Staatsbeteiligung ist keine Lösung. Wir haben hier im Freistaat erlebt, was passiert, wenn der Staat Unternehmer spielt; wir haben es am Beispiel Sachsen LB schmerzlich erlebt.
Wir haben gesehen, wie toll der Staat in der Lage ist, eine Bank zu führen. Und Sie erwarten jetzt, dass derselbe Staat, der hier grandios gescheitert ist, bei der Chipfertigung auf die Erfolgsspur kommen würde.

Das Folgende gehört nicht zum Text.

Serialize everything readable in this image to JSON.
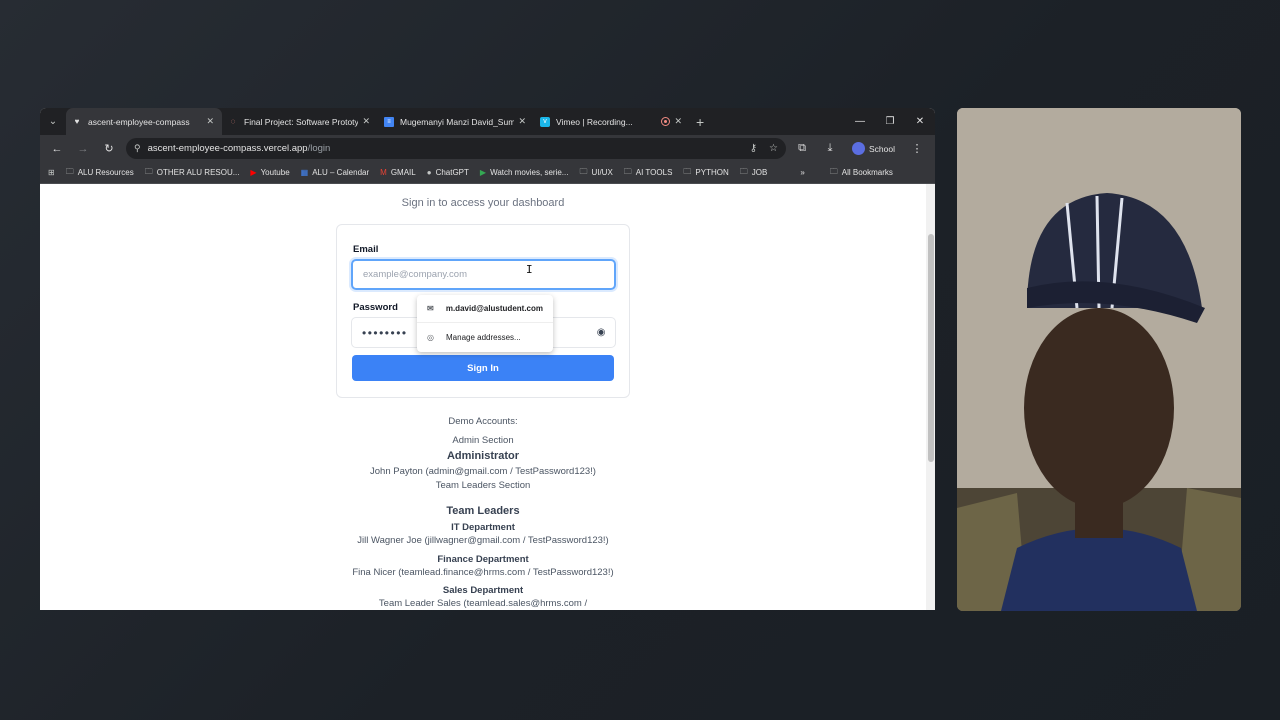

Ich bin sehr bei Ihnen, Herr Minister Jurk, dass wir auch eine strategische Betrachtung anstellen müssen. Natürlich kann man politisch überlegen, ob es strategisch sinnvoll
ist, eine Chipproduktion in Europa haben zu wollen; darüber kann man sehr wohl diskutieren. Nur, wenn man das so diskutiert, dann kommt man auch zu dem Ergebnis, dass es eine europäische Aufgabe ist. Da kann doch nicht der Freistaat Sachsen mit Portugal gemeinsam die Zukunft der europäischen Chipproduktion retten, sondern man muss auf der europäischen Ebene darüber nachdenken. Wir hatten ja andere Beispiele, wie im Flugzeugbau den Airbus; das war ein europäisches Projekt, und man hätte auch hier überlegen müssen, ob es sinnvoll ist, ein europäisches Projekt aus der Taufe zu heben.
(Beifall bei der FDP und der CDU – Zuruf von der Linksfraktion: Was ist das denn jetzt? – Weitere Zurufe)
Der Mikroelektronikstandort Sachsen, Silicon Saxony, ist nicht am Ende. Wir haben 1 200 Unternehmen mit 40 000 Beschäftigten – das ist weit mehr als Qimonda. Wir müssen einfach zur Kenntnis nehmen, dass Infineon nicht mehr wollte und nicht mehr konnte, und 75 Millionen Euro waren im Verhältnis wirklich nicht viel.